Acarian Aln Petite loudspeaker & PW-1 woofer system Measurements

Sidebar 3: Measurements

As expected from its diminutive proportions, the Petite is not very sensitive, 2.83V raising a calculated 83dB at 1m (B-weighted). However, its impedance traces (fig.1) reveal it as an easy load for an amplifier to drive, dropping below 8 ohms only in the midrange. Though no wrinkles can be seen in the impedance traces, the cabinet was generally lively in the 350-500Hz region. No strong individual resonant modes could be found, however, which suggests an optimally constructed cabinet.

alPETFIG1.jpg

Fig.1 Alón Petite, electrical impedance (solid) and phase (dashed) (2 ohms/vertical div.).

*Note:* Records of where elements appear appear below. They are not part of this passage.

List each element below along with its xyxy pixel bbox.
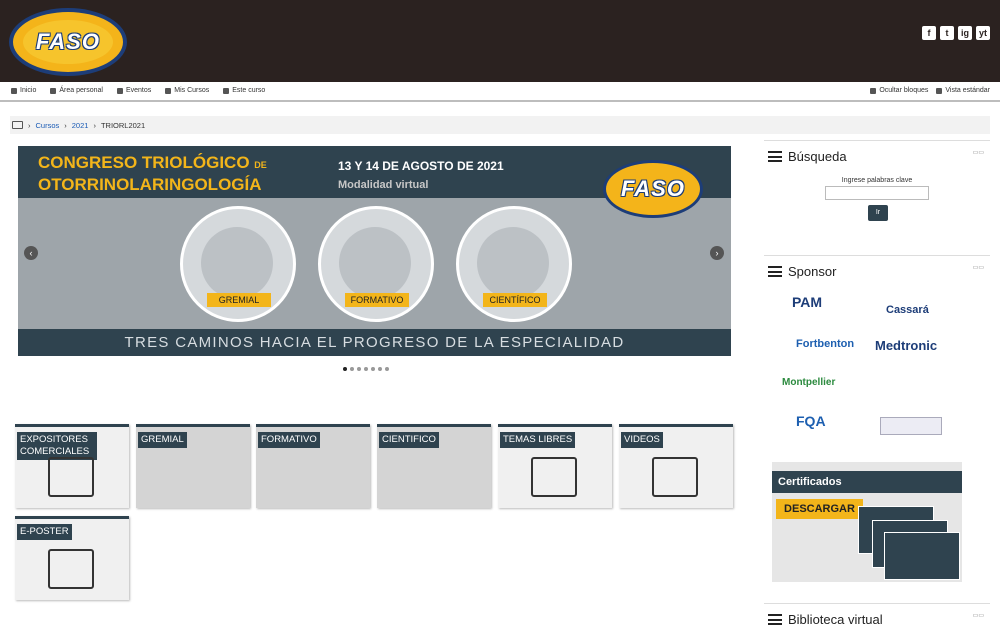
search-block: Búsqueda ▭▭ Ingrese palabras clave Ir (764, 140, 990, 252)
search-label: Ingrese palabras clave (841, 177, 913, 184)
hide-blocks-button[interactable]: Ocultar bloques (870, 87, 928, 94)
carousel-dot[interactable] (357, 367, 361, 371)
sponsor-association-logo[interactable] (880, 417, 942, 435)
sponsor-medtronic[interactable]: Medtronic (875, 338, 937, 353)
certificados-banner[interactable]: Certificados DESCARGAR (772, 462, 962, 582)
facebook-icon[interactable]: f (922, 26, 936, 40)
dashboard-icon (50, 87, 57, 94)
list-icon (768, 614, 782, 625)
nav-este-curso[interactable]: Este curso (223, 87, 265, 94)
instagram-icon[interactable]: ig (958, 26, 972, 40)
carousel-dot[interactable] (343, 367, 347, 371)
tile-cientifico[interactable]: CIENTIFICO (377, 424, 491, 508)
nav-eventos[interactable]: Eventos (116, 87, 151, 94)
expand-icon (936, 87, 943, 94)
courses-icon (165, 87, 172, 94)
tile-label: E-POSTER (17, 524, 72, 540)
breadcrumb-current: TRIORL2021 (100, 120, 146, 130)
home-icon (11, 87, 17, 94)
tile-label: GREMIAL (138, 432, 187, 448)
tile-gremial[interactable]: GREMIAL (136, 424, 250, 508)
tile-formativo[interactable]: FORMATIVO (256, 424, 370, 508)
standard-view-button[interactable]: Vista estándar (936, 87, 990, 94)
tile-label: VIDEOS (621, 432, 663, 448)
logo-text: FASO (36, 29, 100, 54)
carousel-dot[interactable] (378, 367, 382, 371)
circle-gremial: GREMIAL (180, 206, 296, 322)
video-icon (531, 457, 577, 497)
nav-area-personal[interactable]: Área personal (50, 87, 103, 94)
calendar-icon (116, 87, 123, 94)
carousel-dot[interactable] (350, 367, 354, 371)
menu-icon (768, 151, 782, 162)
carousel-dot[interactable] (364, 367, 368, 371)
hero-carousel[interactable]: CONGRESO TRIOLÓGICO DE OTORRINOLARINGOLO… (18, 146, 731, 356)
biblioteca-block: Biblioteca virtual ▭▭ (764, 603, 990, 643)
tile-videos[interactable]: VIDEOS (619, 424, 733, 508)
search-button[interactable]: Ir (868, 205, 888, 221)
banner-date: 13 Y 14 DE AGOSTO DE 2021 (338, 159, 504, 173)
sponsor-montpellier[interactable]: Montpellier (782, 377, 835, 388)
youtube-icon[interactable]: yt (976, 26, 990, 40)
video-icon (652, 457, 698, 497)
tile-label: FORMATIVO (258, 432, 320, 448)
sponsor-block: Sponsor ▭▭ PAM Cassará Fortbenton Medtro… (764, 255, 990, 455)
biblioteca-title: Biblioteca virtual (788, 612, 883, 627)
presentation-icon (48, 549, 94, 589)
search-block-title: Búsqueda (788, 149, 847, 164)
tile-label: TEMAS LIBRES (500, 432, 576, 448)
sponsor-block-title: Sponsor (788, 264, 837, 279)
block-controls-icon[interactable]: ▭▭ (973, 149, 984, 156)
collapse-icon (870, 87, 877, 94)
certificados-title: Certificados (772, 471, 962, 493)
sitemap-icon (223, 87, 230, 94)
carousel-next-arrow-icon[interactable]: › (710, 246, 724, 260)
tile-e-poster[interactable]: E-POSTER (15, 516, 129, 600)
banner-logo: FASO (603, 160, 703, 218)
tile-expositores-comerciales[interactable]: EXPOSITORES COMERCIALES (15, 424, 129, 508)
booth-icon (48, 457, 94, 497)
nav-inicio[interactable]: Inicio (11, 87, 36, 94)
sponsor-pam[interactable]: PAM (792, 294, 822, 310)
tile-temas-libres[interactable]: TEMAS LIBRES (498, 424, 612, 508)
tile-label: CIENTIFICO (379, 432, 439, 448)
tile-label: EXPOSITORES COMERCIALES (17, 432, 97, 460)
breadcrumb-cursos[interactable]: Cursos (36, 121, 60, 130)
block-controls-icon[interactable]: ▭▭ (973, 612, 984, 619)
nav-mis-cursos[interactable]: Mis Cursos (165, 87, 209, 94)
social-links: f t ig yt (922, 26, 990, 40)
banner-mode: Modalidad virtual (338, 179, 429, 191)
certificate-preview (884, 532, 960, 580)
circle-cientifico: CIENTÍFICO (456, 206, 572, 322)
carousel-prev-arrow-icon[interactable]: ‹ (24, 246, 38, 260)
banner-title: CONGRESO TRIOLÓGICO DE OTORRINOLARINGOLO… (38, 153, 267, 194)
carousel-dot[interactable] (385, 367, 389, 371)
list-icon (768, 266, 782, 277)
carousel-dot[interactable] (371, 367, 375, 371)
sponsor-fortbenton[interactable]: Fortbenton (796, 338, 854, 350)
faso-logo[interactable]: FASO (9, 8, 127, 76)
breadcrumb-year[interactable]: 2021 (72, 121, 89, 130)
banner-tagline: TRES CAMINOS HACIA EL PROGRESO DE LA ESP… (18, 329, 731, 356)
search-input[interactable] (825, 186, 929, 200)
breadcrumb: › Cursos › 2021 › TRIORL2021 (10, 116, 990, 134)
sponsor-cassara[interactable]: Cassará (886, 304, 929, 316)
sponsor-fqa[interactable]: FQA (796, 413, 826, 429)
nav-bar: Inicio Área personal Eventos Mis Cursos … (0, 82, 1000, 102)
twitter-icon[interactable]: t (940, 26, 954, 40)
circle-formativo: FORMATIVO (318, 206, 434, 322)
descargar-button[interactable]: DESCARGAR (776, 499, 863, 519)
carousel-indicators (343, 367, 389, 371)
folder-icon (12, 121, 23, 129)
block-controls-icon[interactable]: ▭▭ (973, 264, 984, 271)
site-header: FASO f t ig yt (0, 0, 1000, 82)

Fig.2 shows the individual responses of the Acarian's drive-units on the tweeter axis at a measuring distance of 50". (The lower reaches of the woofer's output and the port response were measured in the nearfield.) The crossover can be seen to lie around the specified 3.5kHz, though the woofer has a distinct step in its output just above 1kHz. The output of the tiny port is the bandpass centered on the woofer's minimum-motion frequency, 52Hz, and I noticed considerable chuffing and wind noise coming from it at even moderate levels when the speaker was driven by a pure sinewave. Luckily, music will offer some masking and the port does face the rear.

alPETFIG2.jpg

Fig.2 Alón Petite, acoustic crossover on tweeter axis at 50", corrected for microphone response, with nearfield woofer and port responses plotted below 300Hz and 1kHz, respectively.

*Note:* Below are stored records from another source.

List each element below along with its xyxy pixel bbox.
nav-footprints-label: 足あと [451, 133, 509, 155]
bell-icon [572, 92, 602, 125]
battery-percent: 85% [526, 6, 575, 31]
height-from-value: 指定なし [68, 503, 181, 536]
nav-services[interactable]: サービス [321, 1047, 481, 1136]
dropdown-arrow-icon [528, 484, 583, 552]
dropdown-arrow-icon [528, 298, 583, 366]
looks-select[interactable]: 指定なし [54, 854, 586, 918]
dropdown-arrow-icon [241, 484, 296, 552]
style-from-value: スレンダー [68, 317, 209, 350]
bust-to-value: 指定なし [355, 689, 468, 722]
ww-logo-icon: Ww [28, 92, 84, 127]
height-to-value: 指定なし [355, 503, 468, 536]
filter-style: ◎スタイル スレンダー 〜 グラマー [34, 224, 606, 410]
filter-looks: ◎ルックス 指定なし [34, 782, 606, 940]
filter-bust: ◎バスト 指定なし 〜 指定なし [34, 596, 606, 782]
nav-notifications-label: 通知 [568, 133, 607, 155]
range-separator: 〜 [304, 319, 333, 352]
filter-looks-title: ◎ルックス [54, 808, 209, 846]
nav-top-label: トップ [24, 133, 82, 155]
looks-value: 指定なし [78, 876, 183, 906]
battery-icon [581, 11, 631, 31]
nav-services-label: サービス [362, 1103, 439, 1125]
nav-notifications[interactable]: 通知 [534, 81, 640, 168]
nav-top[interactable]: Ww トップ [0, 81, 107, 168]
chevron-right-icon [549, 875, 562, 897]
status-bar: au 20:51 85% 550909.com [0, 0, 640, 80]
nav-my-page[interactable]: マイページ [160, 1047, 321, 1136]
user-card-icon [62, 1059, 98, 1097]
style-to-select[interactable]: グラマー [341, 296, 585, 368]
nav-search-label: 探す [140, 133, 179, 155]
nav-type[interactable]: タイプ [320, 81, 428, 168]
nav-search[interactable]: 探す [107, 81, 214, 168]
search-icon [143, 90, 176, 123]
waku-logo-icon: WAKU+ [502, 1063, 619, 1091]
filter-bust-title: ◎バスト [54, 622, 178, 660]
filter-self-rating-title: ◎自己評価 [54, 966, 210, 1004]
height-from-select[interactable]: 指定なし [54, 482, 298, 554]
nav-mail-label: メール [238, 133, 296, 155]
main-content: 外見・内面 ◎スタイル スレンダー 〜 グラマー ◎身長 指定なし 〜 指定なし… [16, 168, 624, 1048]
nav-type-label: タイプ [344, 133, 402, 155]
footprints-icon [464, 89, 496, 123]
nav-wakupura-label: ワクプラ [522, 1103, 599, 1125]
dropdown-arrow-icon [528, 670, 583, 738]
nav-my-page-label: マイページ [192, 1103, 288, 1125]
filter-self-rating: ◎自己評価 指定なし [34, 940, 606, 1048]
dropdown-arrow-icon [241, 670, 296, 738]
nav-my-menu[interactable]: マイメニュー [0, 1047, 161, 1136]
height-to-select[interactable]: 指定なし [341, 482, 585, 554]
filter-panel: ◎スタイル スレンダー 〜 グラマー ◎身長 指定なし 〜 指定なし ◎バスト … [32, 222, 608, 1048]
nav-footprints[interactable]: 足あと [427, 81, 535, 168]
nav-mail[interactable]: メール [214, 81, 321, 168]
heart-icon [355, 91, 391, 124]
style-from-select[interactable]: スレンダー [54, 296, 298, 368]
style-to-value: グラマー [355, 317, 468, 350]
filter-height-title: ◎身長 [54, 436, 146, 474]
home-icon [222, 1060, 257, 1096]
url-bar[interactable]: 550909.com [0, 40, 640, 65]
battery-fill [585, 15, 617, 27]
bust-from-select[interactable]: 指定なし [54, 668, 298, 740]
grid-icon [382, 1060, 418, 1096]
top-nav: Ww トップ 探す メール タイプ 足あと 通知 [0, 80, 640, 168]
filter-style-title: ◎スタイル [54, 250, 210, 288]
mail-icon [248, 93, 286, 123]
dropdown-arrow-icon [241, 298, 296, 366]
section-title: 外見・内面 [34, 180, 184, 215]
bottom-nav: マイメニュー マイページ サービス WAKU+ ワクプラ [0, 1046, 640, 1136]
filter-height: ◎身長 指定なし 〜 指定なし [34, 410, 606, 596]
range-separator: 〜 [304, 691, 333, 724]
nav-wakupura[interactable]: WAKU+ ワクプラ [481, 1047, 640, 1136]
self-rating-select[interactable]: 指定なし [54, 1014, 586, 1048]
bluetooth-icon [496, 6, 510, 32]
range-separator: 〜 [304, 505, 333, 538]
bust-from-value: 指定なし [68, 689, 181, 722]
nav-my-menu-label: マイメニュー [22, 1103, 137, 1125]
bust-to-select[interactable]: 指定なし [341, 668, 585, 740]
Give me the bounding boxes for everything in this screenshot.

How these individual responses sum on the tweeter axis can be seen in fig.3. The complex sum—magnitude, phase, and distance—of the woofer and port low-frequency outputs rolls off gently below 100Hz, reaching the 6dB-down point at a moderate 55Hz; not bad extension for such a small speaker. Though the overall balance is smooth and even, the step in the woofer's on-axis response remains a distinct feature.

alPETFIG3.jpg

Fig.3 Alón Petite, anechoic response on tweeter axis at 50", averaged across 30 degrees horizontal window and corrected for microphone response, with complex sum of nearfield woofer and port responses plotted below 300Hz.

This response shape is almost always associated with a pronounced nasality to a speaker's sound, in my experience, so I was initially puzzled as to why WP didn't notice any excessive coloration. Then I read that he had to tilt the speaker backward quite a ways to get a balance he liked. My choice of the tweeter axis was not optimal, therefore. Fig.4 shows how the Petite's response changes as the listener moves up or down from the tweeter axis. (Just the response differences are shown in this graph; hence, the tweeter-axis response appears to be a straight line.) As can be seen from fig.4, the speaker's output in the region just above the step increases by up to 5dB for listening angles more than 15 degrees above or below the tweeter axis. The response on WP's preferred axis is shown in fig.5—though a slight discontinuity can be still be seen at 1kHz, the response is pretty flat overall.

alPETFig4.jpg

Fig.4 Alón Petite, vertical response family at 50", normalized to response on tweeter axis, from back to front: differences in response 45 degrees-5 degrees above tweeter axis; reference response; differences in response 5 degrees-45 degrees below tweeter axis.

alPETFIG5.jpg

Fig.5 Alón Petite, anechoic response on optimal axis at 50", corrected for microphone response, with complex sum of nearfield woofer and port responses plotted below 300Hz.